江林致早有准备,立刻披挂上阵,说是支援江尽挹,实则只派了一队压粮车,压着满满二十车的粮食前往关山道。
江林致只带了三万兵,兵行险招,从无名村一道直逼蜀地。她和几十年一样领了兵,带兵一路杀到淮岭一脉东边才停下,其间顺便全灭了吴国的一支骑兵。
军中那些不服的人早就被她不要命的奇诡兵法震得五体投地,毕竟江尽挹那边苦撑着,这边已经拔了五座城了。
左轻侯站在山顶眺望远处的蜀地,寒风猎猎,底下的蜀地就算是秋收完,也绿意盎然,看着确实喜人。估计前一阵秋收的时候,更喜人。
尘走上来,垂首道:“将军,蜀地易守难攻,我们不好攻。
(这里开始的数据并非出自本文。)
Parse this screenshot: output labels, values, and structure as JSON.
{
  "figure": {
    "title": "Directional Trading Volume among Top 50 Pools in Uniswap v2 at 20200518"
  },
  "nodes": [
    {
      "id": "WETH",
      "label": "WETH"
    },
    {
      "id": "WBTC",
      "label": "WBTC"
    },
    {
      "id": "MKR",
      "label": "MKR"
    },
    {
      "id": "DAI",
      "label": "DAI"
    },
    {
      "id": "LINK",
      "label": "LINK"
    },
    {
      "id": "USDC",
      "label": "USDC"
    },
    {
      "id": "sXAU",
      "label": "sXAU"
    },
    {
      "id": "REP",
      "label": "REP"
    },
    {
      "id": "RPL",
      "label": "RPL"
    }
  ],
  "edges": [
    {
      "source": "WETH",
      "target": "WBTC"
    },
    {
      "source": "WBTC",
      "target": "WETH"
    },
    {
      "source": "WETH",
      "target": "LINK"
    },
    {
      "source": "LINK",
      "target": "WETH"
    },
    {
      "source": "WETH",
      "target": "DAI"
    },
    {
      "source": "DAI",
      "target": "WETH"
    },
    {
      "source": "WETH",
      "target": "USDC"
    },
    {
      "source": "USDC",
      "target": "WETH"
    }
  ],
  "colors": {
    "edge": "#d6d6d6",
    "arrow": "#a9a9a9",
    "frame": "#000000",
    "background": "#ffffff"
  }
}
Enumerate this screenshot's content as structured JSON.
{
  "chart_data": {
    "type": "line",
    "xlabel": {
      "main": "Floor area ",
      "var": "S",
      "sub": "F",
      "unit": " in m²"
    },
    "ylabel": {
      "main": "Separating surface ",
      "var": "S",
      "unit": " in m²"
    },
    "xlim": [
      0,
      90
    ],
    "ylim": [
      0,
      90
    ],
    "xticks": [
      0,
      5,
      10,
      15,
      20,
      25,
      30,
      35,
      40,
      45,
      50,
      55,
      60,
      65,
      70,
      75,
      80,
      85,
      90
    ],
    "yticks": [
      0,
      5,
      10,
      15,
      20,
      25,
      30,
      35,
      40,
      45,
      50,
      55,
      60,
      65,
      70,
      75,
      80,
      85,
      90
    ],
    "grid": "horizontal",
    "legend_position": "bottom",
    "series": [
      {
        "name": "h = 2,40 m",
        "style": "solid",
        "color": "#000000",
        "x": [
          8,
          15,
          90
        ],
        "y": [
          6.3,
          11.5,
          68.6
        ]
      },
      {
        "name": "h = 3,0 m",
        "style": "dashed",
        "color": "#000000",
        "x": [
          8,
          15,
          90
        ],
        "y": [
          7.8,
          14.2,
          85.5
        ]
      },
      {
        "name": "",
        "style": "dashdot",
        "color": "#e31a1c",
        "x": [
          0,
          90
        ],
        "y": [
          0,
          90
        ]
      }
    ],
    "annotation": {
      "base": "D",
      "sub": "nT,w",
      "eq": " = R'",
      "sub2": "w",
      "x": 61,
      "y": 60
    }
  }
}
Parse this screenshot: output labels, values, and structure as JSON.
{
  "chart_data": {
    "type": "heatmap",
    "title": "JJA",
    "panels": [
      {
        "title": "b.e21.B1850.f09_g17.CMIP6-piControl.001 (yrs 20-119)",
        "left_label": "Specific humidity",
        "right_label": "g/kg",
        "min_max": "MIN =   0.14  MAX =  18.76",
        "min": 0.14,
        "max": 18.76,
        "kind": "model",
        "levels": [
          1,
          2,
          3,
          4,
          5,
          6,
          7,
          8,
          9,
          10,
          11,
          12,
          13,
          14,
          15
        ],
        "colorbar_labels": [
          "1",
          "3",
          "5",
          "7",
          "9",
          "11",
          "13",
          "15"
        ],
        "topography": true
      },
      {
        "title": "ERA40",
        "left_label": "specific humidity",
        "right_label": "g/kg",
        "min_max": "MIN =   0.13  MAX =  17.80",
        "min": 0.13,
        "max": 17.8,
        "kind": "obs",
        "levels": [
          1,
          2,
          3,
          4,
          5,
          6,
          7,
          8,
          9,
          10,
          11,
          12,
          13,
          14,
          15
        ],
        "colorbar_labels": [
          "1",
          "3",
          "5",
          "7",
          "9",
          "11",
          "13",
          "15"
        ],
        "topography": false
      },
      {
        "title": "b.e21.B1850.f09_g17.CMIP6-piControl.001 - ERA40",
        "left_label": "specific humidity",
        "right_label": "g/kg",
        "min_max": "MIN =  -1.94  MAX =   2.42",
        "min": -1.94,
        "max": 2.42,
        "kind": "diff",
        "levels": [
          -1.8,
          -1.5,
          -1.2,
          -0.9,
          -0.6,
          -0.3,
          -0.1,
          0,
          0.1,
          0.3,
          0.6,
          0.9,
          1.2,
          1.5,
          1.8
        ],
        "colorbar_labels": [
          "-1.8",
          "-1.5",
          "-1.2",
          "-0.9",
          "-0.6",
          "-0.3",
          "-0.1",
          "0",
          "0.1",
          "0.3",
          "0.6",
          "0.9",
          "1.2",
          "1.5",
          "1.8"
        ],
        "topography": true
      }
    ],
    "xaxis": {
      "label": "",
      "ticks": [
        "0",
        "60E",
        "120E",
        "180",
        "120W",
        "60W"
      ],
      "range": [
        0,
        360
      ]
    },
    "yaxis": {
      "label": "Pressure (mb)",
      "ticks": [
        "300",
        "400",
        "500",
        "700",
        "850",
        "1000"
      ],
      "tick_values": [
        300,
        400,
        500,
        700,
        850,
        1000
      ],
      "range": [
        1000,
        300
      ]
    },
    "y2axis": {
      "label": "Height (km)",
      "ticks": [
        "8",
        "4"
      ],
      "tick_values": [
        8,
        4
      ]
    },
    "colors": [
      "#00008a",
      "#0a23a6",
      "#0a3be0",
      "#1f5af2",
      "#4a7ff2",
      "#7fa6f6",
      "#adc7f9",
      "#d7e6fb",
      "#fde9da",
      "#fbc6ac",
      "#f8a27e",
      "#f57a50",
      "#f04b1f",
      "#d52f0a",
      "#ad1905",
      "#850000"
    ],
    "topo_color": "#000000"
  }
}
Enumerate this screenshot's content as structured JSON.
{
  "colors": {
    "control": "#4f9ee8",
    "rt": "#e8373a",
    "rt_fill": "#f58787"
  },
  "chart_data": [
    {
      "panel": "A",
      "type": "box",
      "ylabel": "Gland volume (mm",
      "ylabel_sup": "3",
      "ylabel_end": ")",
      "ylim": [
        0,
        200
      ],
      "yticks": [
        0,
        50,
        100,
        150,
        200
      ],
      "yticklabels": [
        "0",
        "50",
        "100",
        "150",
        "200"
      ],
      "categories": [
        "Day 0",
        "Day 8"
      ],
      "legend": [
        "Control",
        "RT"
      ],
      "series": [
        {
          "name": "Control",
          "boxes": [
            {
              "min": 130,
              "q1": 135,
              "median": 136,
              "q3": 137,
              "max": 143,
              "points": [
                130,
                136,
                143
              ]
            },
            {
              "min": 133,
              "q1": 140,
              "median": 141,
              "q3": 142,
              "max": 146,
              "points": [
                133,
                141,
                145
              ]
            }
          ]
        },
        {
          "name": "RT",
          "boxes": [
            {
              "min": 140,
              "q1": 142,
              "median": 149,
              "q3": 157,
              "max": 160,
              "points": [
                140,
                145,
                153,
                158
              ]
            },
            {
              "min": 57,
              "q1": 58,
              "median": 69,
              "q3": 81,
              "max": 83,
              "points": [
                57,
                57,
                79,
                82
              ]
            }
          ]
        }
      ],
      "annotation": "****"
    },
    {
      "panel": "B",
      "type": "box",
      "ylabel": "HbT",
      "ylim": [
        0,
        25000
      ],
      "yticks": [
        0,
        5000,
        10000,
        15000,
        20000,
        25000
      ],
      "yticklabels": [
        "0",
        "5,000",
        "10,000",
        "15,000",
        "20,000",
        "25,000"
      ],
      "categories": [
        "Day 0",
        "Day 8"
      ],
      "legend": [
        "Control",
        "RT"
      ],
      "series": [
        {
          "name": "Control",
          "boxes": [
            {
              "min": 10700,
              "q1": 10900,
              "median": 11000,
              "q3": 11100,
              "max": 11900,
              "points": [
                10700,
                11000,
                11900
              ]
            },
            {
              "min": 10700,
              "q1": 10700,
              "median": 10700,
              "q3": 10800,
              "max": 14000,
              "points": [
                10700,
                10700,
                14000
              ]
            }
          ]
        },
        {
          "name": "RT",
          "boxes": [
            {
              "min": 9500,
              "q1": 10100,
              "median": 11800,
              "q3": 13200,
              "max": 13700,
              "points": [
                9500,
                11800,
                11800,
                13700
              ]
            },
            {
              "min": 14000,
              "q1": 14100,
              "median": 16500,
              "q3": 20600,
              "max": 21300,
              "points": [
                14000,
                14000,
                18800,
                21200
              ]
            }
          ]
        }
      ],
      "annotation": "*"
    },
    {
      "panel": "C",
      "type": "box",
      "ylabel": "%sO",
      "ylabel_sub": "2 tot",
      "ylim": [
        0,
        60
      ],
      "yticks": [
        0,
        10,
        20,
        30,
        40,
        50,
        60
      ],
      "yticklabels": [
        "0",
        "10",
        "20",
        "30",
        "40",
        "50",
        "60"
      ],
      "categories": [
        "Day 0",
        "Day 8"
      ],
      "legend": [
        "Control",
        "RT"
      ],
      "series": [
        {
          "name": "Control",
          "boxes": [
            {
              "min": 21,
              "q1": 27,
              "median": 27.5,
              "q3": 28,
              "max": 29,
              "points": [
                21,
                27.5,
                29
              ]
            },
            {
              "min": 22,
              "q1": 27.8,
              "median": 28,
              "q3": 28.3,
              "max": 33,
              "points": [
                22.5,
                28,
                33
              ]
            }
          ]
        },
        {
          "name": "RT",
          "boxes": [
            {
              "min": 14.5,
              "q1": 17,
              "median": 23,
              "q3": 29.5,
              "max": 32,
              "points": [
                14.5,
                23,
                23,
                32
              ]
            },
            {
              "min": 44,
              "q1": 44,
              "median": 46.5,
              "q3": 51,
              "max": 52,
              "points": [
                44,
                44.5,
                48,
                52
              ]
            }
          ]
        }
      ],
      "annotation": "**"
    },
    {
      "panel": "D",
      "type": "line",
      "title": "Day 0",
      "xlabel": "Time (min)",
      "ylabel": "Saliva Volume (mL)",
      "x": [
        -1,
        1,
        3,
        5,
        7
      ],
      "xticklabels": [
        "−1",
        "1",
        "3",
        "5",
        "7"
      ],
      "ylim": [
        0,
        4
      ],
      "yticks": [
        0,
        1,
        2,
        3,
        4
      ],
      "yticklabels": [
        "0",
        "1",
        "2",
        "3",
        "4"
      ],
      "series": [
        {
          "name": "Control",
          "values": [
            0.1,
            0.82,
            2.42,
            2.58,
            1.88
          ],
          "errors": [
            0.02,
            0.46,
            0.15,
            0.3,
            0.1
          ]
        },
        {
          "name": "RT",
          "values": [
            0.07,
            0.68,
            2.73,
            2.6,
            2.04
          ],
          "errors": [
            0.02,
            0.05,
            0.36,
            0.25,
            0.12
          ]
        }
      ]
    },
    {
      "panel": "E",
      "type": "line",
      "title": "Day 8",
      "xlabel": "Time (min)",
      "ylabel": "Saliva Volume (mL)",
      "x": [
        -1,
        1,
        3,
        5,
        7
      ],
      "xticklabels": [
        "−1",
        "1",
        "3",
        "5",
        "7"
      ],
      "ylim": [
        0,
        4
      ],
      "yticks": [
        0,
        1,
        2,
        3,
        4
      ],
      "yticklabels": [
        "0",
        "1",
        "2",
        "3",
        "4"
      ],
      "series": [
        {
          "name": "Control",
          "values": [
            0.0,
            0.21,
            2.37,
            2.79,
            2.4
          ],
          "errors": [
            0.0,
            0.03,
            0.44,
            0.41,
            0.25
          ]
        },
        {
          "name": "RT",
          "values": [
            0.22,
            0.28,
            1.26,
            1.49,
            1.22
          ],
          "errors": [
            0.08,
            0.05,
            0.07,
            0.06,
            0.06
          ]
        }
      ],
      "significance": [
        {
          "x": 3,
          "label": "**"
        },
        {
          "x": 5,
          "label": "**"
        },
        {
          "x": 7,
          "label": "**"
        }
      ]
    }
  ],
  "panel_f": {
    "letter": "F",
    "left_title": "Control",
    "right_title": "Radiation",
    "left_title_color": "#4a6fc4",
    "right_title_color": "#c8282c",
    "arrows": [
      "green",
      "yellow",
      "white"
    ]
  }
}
”
风实在太冷,左轻侯搓了搓自己的胳膊,一点点往下走,道:“蜀地富庶,民风彪悍,自古以来无论当朝者姓什么,都自成一派。天高皇帝远,他们不一定是真效忠于皇帝,但一定是真信不过我们。”
这话理解起来不难,怎么解决很难。尘沉默了许久,道:“属下不懂。”
“怎么感化他们?”
“……然后我们的人混进去和他们一起生活劳作?”尘实在想不出来,索性破罐子破摔。
此时此刻,左轻侯很怀念祁灵均在身边的日子,她叹了口气,道:“你还真是什么立功的事情都想着张万春。”
一向话少的尘辩解道:“他那麦子种的不错,还是挺有成效的。”
左轻侯点点头,毫不留情道:“种了四五次,毁了四五次,种出来半亩的麦子,够全军煮顿稀粥的。你想没想过,他浪费了多少人在这上面?他这力气用在杀敌上,也不会是一个小校尉了。”
因为尘父亲出卖张万春一家这事,尘一直对张万春怀着愧疚之情,虽不完全理解,但还是支持他的决定。可左轻侯说的实在有理,他也维护不了,只小声说了句:“他本意是好的。”
“本意是好啊,”江林致停下脚步,静静地看着尘道,“你父亲本意也是为你好,你怎么不去摄政王一派,而是从这跟着我混?”
尘的父亲便是当时被霍濯当刀想拿下陈太尉,那位太尉说是刚正不阿,但只是效忠于摄政王的正直。这样近乎愚忠的偏袒让身为其子的尘特别看不惯。
父子决裂,各事其主。
见尘更加沉默,江林致边走边道:“谁都能打着本意是好的来说事,办砸事了,一句本意是好的就能一笔勾销,那这世上的事情都是糊涂账了。或者……”
江林致绕过一块陡峭的石壁,提醒尘走路的时候注意,继续道:“或者你位高权重,用势力压人,让人奈何不了你。”